The wait for Prisoner was well worth the effort. It is every bit as dramatic, epic and accomplished as their fans no doubt anticipated.
Most of the album’s front end features urgent, elegant, cinematic and heavy sounds. There’s cascading, textural guitars and angular, aggressive postpunk riffs, stadium-sized echoing piano lines, thunderclap drums and Mary striving to place her vocals somewhere above the din.
Later on, the record takes a turn down a quieter, softer road, with an impressive closing set of four delicate songs.
If nothing else, Prisoner is a wellcrafted, smart album. It can be ferocious and commanding as well as poetic and emotionally pure. This is a band in control of its skills. Even when a song sounds like it might be spiralling out of control, The Jezabels always have a tight grip on the reins.
Usually the absence of a bass player creates problems for bands, whether they like to admit it or not. For this act, it goes completely unnoticed.
Prisoner opens with its namesake, a shock of brooding cathedral organs and a rush of free-flowing, jazzy drums. It’s an intense almost exhausting few minutes, and a cracking way to set the tone with some goth-tinged rock ’ n’ roll. A sunburnt single comes next in
Endless Summer, a Triple J favourite and solid highlight that helped the band draw one of the biggest crowds at the recent Splendour in the Grass festival.

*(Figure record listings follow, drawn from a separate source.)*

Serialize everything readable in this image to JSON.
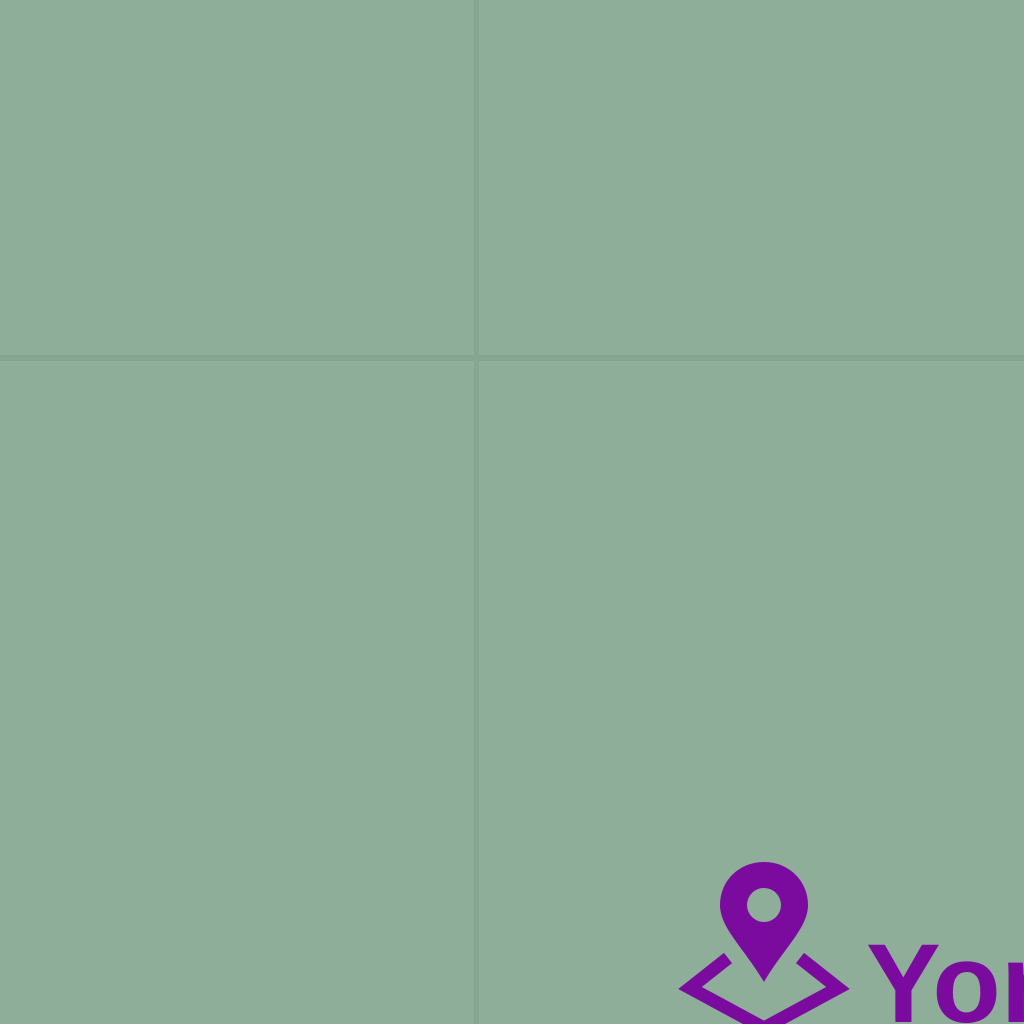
{
  "map": {
    "background_color": "#8fae9a",
    "grid_color": "#86a592",
    "marker": {
      "icon": "map-pin-icon",
      "color": "#7b0a9e"
    },
    "place_label": "Yor"
  }
}
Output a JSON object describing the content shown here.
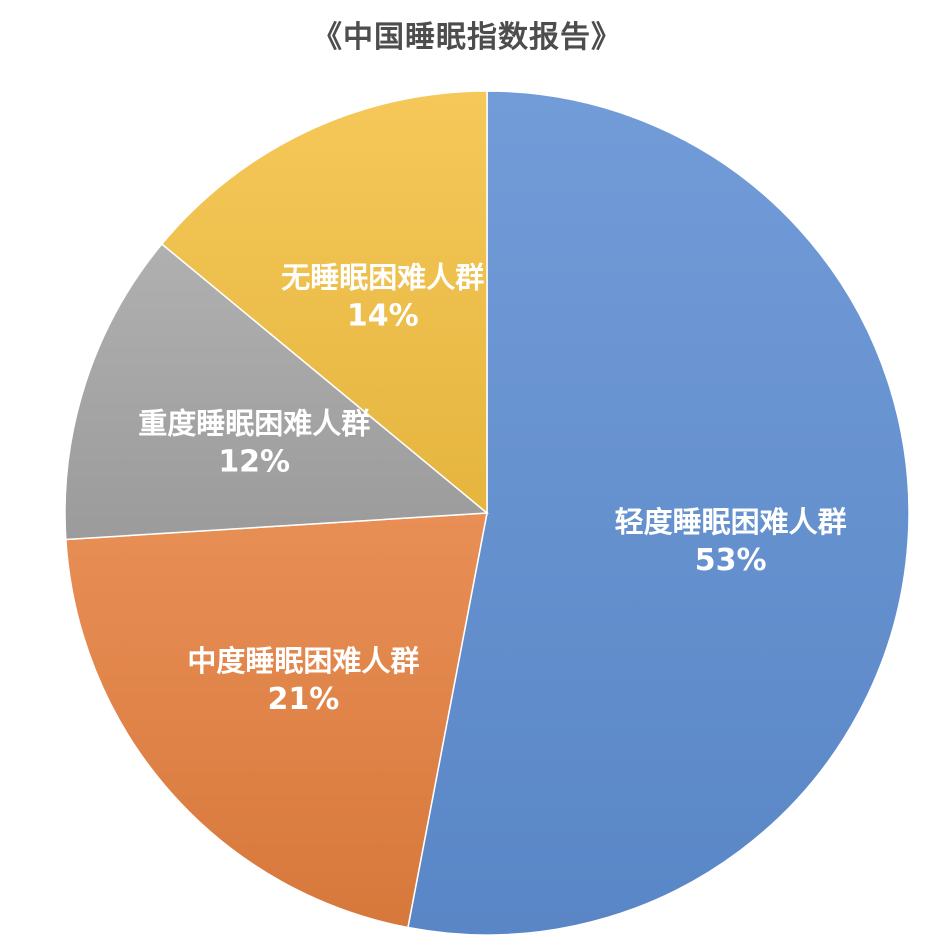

A bunch of tunes showcase Mary’s untroubled, effortless and powerful vocal abilities – from the ballad Long Highway, on which she turns on an earnest honesty, to Try Colour, where she is more insistent, to the gritty and nasty
Nobody Nowhere. Tranquil instrumental piece Austerlitz shows off yet another side of The Jezabels’ personality.
They can turn their hands to any style . . . so they do. Although concise and focused as a whole, each of the songs on this album stands alone as a separate piece. Yet they are all a vital part of the puzzle, too.